En España, comprar una katana no suele estar prohibido por sí mismo, pero su consideración como arma blanca obliga a extremar la cautela con la tenencia, el transporte y, sobre todo, el porte en lugares públicos.
Respuesta rápida
Sí, en términos generales se puede comprar una katana en España, especialmente como pieza decorativa, de colección o para práctica deportiva. El problema jurídico no suele estar en la compra, sino en cómo se conserva, transporta o porta: llevar una katana en la vía pública sin una justificación seria puede acarrear intervención policial y sanciones, y en ciertos supuestos la situación puede agravarse.
Qué dice la ley
El Reglamento de Armas encuadra las espadas y otras armas blancas dentro de un régimen específico de control. Esa normativa, junto con la Ley Orgánica de protección de la seguridad ciudadana, no establece una prohibición general de compraventa para un adulto, pero sí permite actuar frente al porte, exhibición o uso indebido en espacios públicos.
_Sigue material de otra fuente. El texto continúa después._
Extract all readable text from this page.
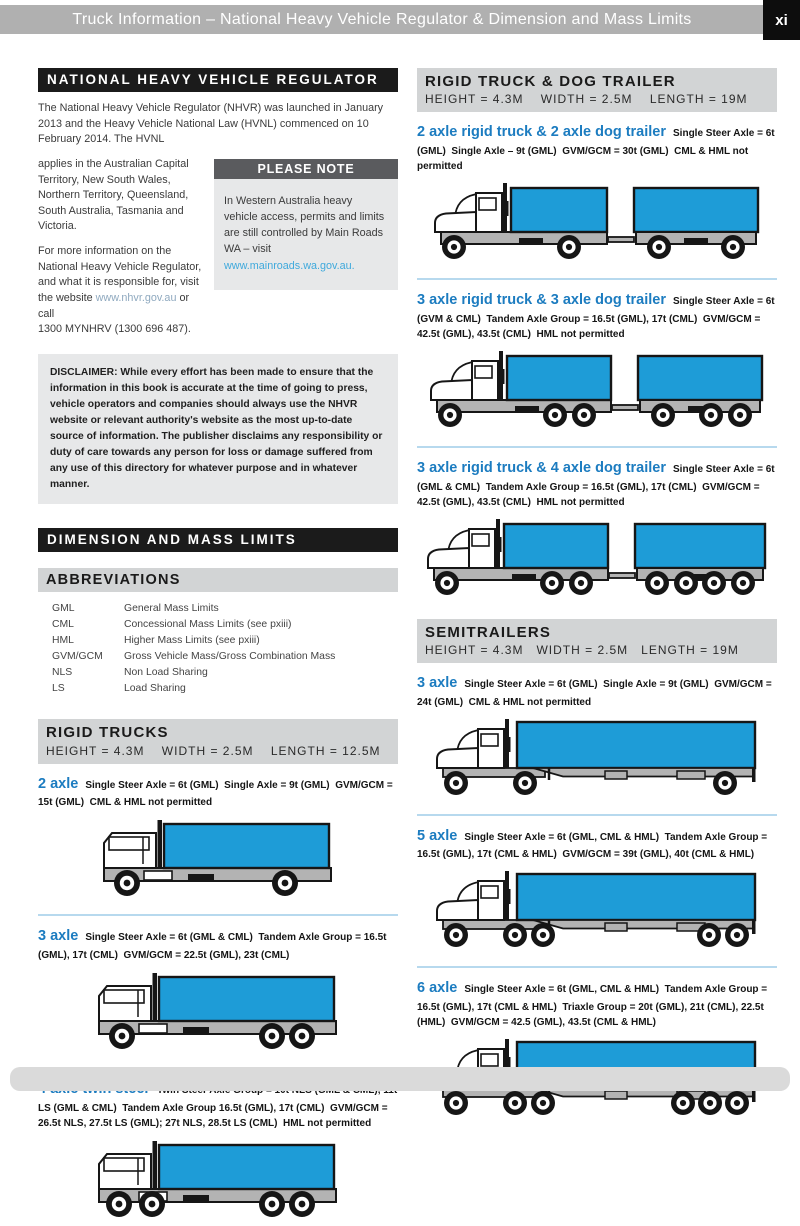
Truck Information – National Heavy Vehicle Regulator & Dimension and Mass Limits	xi
NATIONAL HEAVY VEHICLE REGULATOR

The National Heavy Vehicle Regulator (NHVR) was launched in January 2013 and the Heavy Vehicle National Law (HVNL) commenced on 10 February 2014. The HVNL

PLEASE NOTE
In Western Australia heavy vehicle access, permits and limits are still controlled by Main Roads WA – visit www.mainroads.wa.gov.au.

applies in the Australian Capital Territory, New South Wales, Northern Territory, Queensland, South Australia, Tasmania and Victoria.

For more information on the National Heavy Vehicle Regulator, and what it is responsible for, visit the website www.nhvr.gov.au or call
1300 MYNHRV (1300 696 487).

DISCLAIMER: While every effort has been made to ensure that the information in this book is accurate at the time of going to press, vehicle operators and companies should always use the NHVR website or relevant authority's website as the most up-to-date source of information. The publisher disclaims any responsibility or duty of care towards any person for loss or damage suffered from any use of this directory for whatever purpose and in whatever manner.
DIMENSION AND MASS LIMITS
ABBREVIATIONS
GML	General Mass Limits
CML	Concessional Mass Limits (see pxiii)
HML	Higher Mass Limits (see pxiii)
GVM/GCM	Gross Vehicle Mass/Gross Combination Mass
NLS	Non Load Sharing
LS	Load Sharing
RIGID TRUCKS
HEIGHT = 4.3M    WIDTH = 2.5M    LENGTH = 12.5M

2 axle Single Steer Axle = 6t (GML)  Single Axle = 9t (GML)  GVM/GCM = 15t (GML)  CML & HML not permitted

3 axle Single Steer Axle = 6t (GML & CML)  Tandem Axle Group = 16.5t (GML), 17t (CML)  GVM/GCM = 22.5t (GML), 23t (CML)

LS (GML & CML)  Tandem Axle Group 16.5t (GML), 17t (CML)  GVM/GCM = 26.5t NLS, 27.5t LS (GML); 27t NLS, 28.5t LS (CML)  HML not permitted

RIGID TRUCK & DOG TRAILER
HEIGHT = 4.3M    WIDTH = 2.5M    LENGTH = 19M

2 axle rigid truck & 2 axle dog trailer Single Steer Axle = 6t (GML)  Single Axle – 9t (GML)  GVM/GCM = 30t (GML)  CML & HML not permitted

3 axle rigid truck & 3 axle dog trailer Single Steer Axle = 6t (GVM & CML)  Tandem Axle Group = 16.5t (GML), 17t (CML)  GVM/GCM = 42.5t (GML), 43.5t (CML)  HML not permitted

3 axle rigid truck & 4 axle dog trailer Single Steer Axle = 6t (GML & CML)  Tandem Axle Group = 16.5t (GML), 17t (CML)  GVM/GCM = 42.5t (GML), 43.5t (CML)  HML not permitted

SEMITRAILERS
HEIGHT = 4.3M   WIDTH = 2.5M   LENGTH = 19M

3 axle Single Steer Axle = 6t (GML)  Single Axle = 9t (GML)  GVM/GCM = 24t (GML)  CML & HML not permitted

5 axle Single Steer Axle = 6t (GML, CML & HML)  Tandem Axle Group = 16.5t (GML), 17t (CML & HML)  GVM/GCM = 39t (GML), 40t (CML & HML)

6 axle Single Steer Axle = 6t (GML, CML & HML)  Tandem Axle Group = 16.5t (GML), 17t (CML & HML)  Triaxle Group = 20t (GML), 21t (CML), 22.5t (HML)  GVM/GCM = 42.5 (GML), 43.5t (CML & HML)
Por eso conviene distinguir entre compra, tenencia en domicilio y porte fuera de casa: son planos jurídicos distintos y no todos reciben el mismo tratamiento.
Puntos clave
- La compra de una katana no está generalmente prohibida, pero sigue siendo un objeto jurídicamente sensible por su aptitud lesiva.
- Tenerla guardada en casa para colección, decoración o práctica deportiva ofrece menos problemas que portarla en la calle.
- Llevarla encima, exhibirla o transportarla sin una causa concreta y acreditable puede derivar en sanción administrativa.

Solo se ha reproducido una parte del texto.